TOLEDO (WTOL) - Earlier this year in a special report, “What’s Killing Our Babies,” WTOL 11 broke down the alarming data, regarding infant deaths in Toledo-Lucas County; in particular, the disparity between black and white baby deaths.

Now, the Health Department is releasing an eye-opening documentary, to raise awareness and hopefully help close that gap.

“He looked like he looked over for a minute, then he just died. The nurse, picks him up and I’m trying to run off because I can’t believe this and they said, ‘no, you hold your baby. You hold your baby.’ So I hold my baby and the last thing I remember is just his warm body, going cold,” said Ideshia Shumaker, who lost her baby boy in 2015.

She’s one of six families who relive their tragedies in a new documentary with the hope of helping others.

“I think what we have not done as a community, is put a personal face or a personal look on infant mortality. So that’s what this documentary does,” said Minority Health Supervisor with the Toledo Lucas County Health Department, Celeste Smith.

Celeste Smith is the Minority Health Supervisor of the Toledo Lucas County Health Department. She said there is a lack of awareness that infant mortality is a problem in our area.

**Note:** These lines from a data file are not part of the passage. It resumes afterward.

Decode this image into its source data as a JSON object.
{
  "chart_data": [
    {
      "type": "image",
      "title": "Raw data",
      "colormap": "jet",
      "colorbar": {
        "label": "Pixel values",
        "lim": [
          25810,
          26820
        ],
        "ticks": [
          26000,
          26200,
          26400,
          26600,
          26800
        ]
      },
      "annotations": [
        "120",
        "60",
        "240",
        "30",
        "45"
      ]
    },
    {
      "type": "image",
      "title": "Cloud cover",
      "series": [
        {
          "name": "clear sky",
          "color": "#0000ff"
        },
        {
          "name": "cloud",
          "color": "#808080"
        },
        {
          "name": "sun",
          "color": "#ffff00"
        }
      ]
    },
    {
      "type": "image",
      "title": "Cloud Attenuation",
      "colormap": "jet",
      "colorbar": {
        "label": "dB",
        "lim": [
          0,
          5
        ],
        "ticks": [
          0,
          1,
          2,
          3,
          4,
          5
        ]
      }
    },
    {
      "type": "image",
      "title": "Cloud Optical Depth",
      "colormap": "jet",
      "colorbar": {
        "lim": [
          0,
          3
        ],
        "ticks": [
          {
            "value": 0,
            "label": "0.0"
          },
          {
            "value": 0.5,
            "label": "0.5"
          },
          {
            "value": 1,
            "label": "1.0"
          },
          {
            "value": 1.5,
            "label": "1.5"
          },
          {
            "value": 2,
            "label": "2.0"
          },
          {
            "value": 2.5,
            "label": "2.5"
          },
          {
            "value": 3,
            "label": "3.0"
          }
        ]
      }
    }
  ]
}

The documentary titled “Infant Mortality: Black and White in Lucas County” specifically addresses the disparity between black and white infant deaths. Alarming, new data shows, in Lucas County, 6.7 white babies died, compared to 17.5 black babies, per 1,000 live births.

“One of the predictors of the health of a community is by the way that community takes care of its babies. And right now in Toledo-Lucas County, we’re not doing a good job of saving our babies,” said Smith.

The health department hopes to raise awareness with the documentary and also have it used as a teaching tool.

The health department invites everyone out to see the documentary Tuesday evening at 5:30 p.m. at Start High School. There will be a second streaming on Saturday at 1 p.m. at the Ohio Theatre.